Do Something Streak, Day 9: Geo-cache & Hike
Do something fun and unique to close out your first full week.
Heading out the door? Read this article on the new Outside+ app available now on iOS devices for members! Download the app.
For the end of our first full week of the Do Something Streak, we’re trying out a new activity for your weekend workout: geo-caching.
Wait wait, before you throw up your hands, I promise it’s not as hard as it sounds. The basics of geo-caching are simple: You have to find caches (typically small waterproof containers—though they can be anything) that have been hidden by other cachers. There are over 3 million active caches in over 191 countries, so there’s probably one in your area. You, then, use clues and the self-propelling power of your own feet (and brain) to solve the real-world puzzles. It’s a workout and a game at the same time.
Want more info? Check out the rest of our story on the basics of geo-caching.
We’ll also include an alternative if that just sounds like….too much. Remember, all you need to do for the Do Something Streak is 30 minutes of anything for 30 days.
Not signed up yet? We’ll be picking our first contest winner at the end of this weekend, so it’s not too late: Sign up for the Do Something Streak and be entered to win. Do something!
To get started, go to Geocaching.com, which has a database of caches. Filter by location, degree of difficulty, and what kinds of activities are involved—for example, if it requires a mountain bike or a kayak. The one thing you’ll need is some kind of GPS device. Geocaching.com does have an app for that, but know that a smartphone might not work in the deep woods. Other than that just use whatever equipment and clothing you regularly use for riding, running, or hiking. And follow the number one rule: Put the cache back (and better) for the next cacher.
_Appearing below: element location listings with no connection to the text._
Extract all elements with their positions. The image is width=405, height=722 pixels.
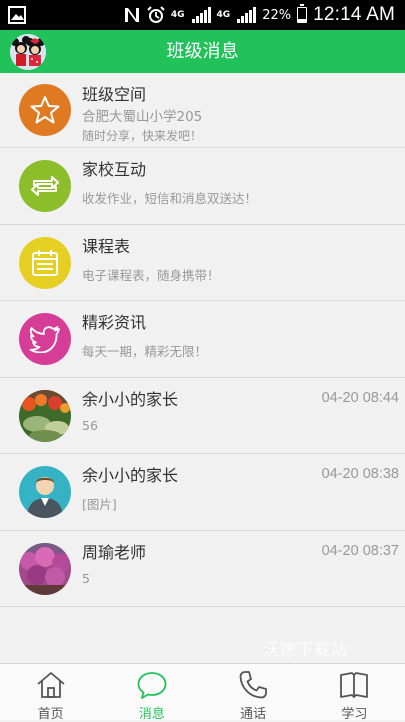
tab-calls[interactable]: 通话 [203, 664, 304, 722]
tab-label: 通话 [240, 707, 267, 722]
network-type: 4G [170, 9, 185, 20]
flower-tree-photo-avatar [19, 542, 71, 595]
item-subtitle: 56 [82, 417, 98, 433]
tab-home[interactable]: 首页 [0, 664, 101, 722]
message-list: 班级空间 合肥大蜀山小学205 随时分享，快来发吧！ 家校互动 收发作业，短信和… [0, 73, 405, 607]
flower-photo-avatar [19, 389, 71, 442]
item-subtitle: 电子课程表，随身携带！ [82, 267, 220, 283]
tab-messages[interactable]: 消息 [101, 664, 202, 722]
item-title: 课程表 [82, 236, 131, 256]
bottom-tab-bar: 首页 消息 通话 学习 [0, 663, 405, 722]
list-item-chat[interactable]: 余小小的家长 56 04-20 08:44 [0, 377, 405, 454]
tab-label: 学习 [341, 707, 368, 722]
signal-icon [191, 7, 211, 23]
home-icon [37, 672, 65, 698]
list-item-class-space[interactable]: 班级空间 合肥大蜀山小学205 随时分享，快来发吧！ [0, 73, 405, 148]
home-school-icon-circle [19, 160, 71, 212]
network-type-2: 4G [216, 9, 231, 20]
timetable-icon-circle [19, 236, 71, 289]
item-title: 家校互动 [82, 160, 147, 179]
phone-icon [239, 671, 268, 699]
battery-percent: 22% [262, 7, 292, 23]
calendar-icon [32, 249, 58, 276]
item-title: 班级空间 [82, 85, 147, 104]
item-time: 04-20 08:44 [321, 389, 399, 406]
item-subtitle: 收发作业，短信和消息双送达！ [82, 191, 258, 206]
item-title: 余小小的家长 [82, 389, 179, 409]
item-subtitle: 合肥大蜀山小学205 [82, 109, 203, 125]
clock: 12:14 AM [313, 4, 395, 25]
chat-bubble-icon [137, 672, 167, 699]
page-title: 班级消息 [166, 41, 239, 62]
image-notification-icon [8, 6, 26, 24]
list-item-home-school[interactable]: 家校互动 收发作业，短信和消息双送达！ [0, 148, 405, 225]
item-title: 余小小的家长 [82, 466, 179, 485]
list-item-timetable[interactable]: 课程表 电子课程表，随身携带！ [0, 224, 405, 301]
item-detail: 随时分享，快来发吧！ [82, 129, 203, 143]
item-subtitle: 5 [82, 570, 90, 586]
tab-study[interactable]: 学习 [304, 664, 405, 722]
list-item-chat[interactable]: 周瑜老师 5 04-20 08:37 [0, 530, 405, 607]
status-bar: 4G 4G 22% 12:14 AM [0, 0, 405, 30]
bird-icon [29, 326, 60, 353]
item-time: 04-20 08:37 [321, 542, 399, 559]
item-subtitle: [图片] [82, 497, 117, 512]
tab-label: 首页 [37, 707, 64, 722]
star-icon [30, 96, 60, 124]
item-time: 04-20 08:38 [321, 466, 399, 482]
list-item-chat[interactable]: 余小小的家长 [图片] 04-20 08:38 [0, 454, 405, 531]
book-icon [340, 672, 369, 698]
news-icon-circle [19, 313, 71, 365]
refresh-icon [31, 176, 59, 196]
nfc-icon [124, 8, 139, 22]
person-avatar [19, 466, 71, 518]
tab-label: 消息 [138, 707, 165, 722]
item-subtitle: 每天一期，精彩无限！ [82, 344, 208, 359]
title-bar: 班级消息 [0, 30, 405, 73]
battery-icon [297, 4, 308, 23]
item-title: 周瑜老师 [82, 542, 147, 562]
list-item-news[interactable]: 精彩资讯 每天一期，精彩无限！ [0, 301, 405, 378]
alarm-icon [147, 6, 165, 23]
watermark: 沃德下载站 [263, 640, 349, 659]
signal-icon-2 [237, 7, 257, 23]
item-title: 精彩资讯 [82, 313, 147, 332]
class-space-icon-circle [19, 84, 71, 136]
1. Plan your route in advance, set waypoints before you go.
2. Check the cache description and difficulty so you know what you’re in for.
3. Bring a lock for your bike when you hit the trails.
4. For a good fartlek workout, ride easy to where the road ends, run hard to the point, once you get close, use the time spent searching as your rest. Repeat.
We get it. Things can just feel like a lot these days. But don’t let that stop you. Even if you’re not ready to geo-cache, you can still get outside. Alternatively, simply plan a hike with friends.
1. Pick a point—for extra points, make it a peak or hilltop. Plan your route.
2. Load up your gear and head out for a short (or long) hike.
3. For an extra workout, pick it up for short bursts each uphill and then stop and enjoy the view and have a snack. Bring snacks.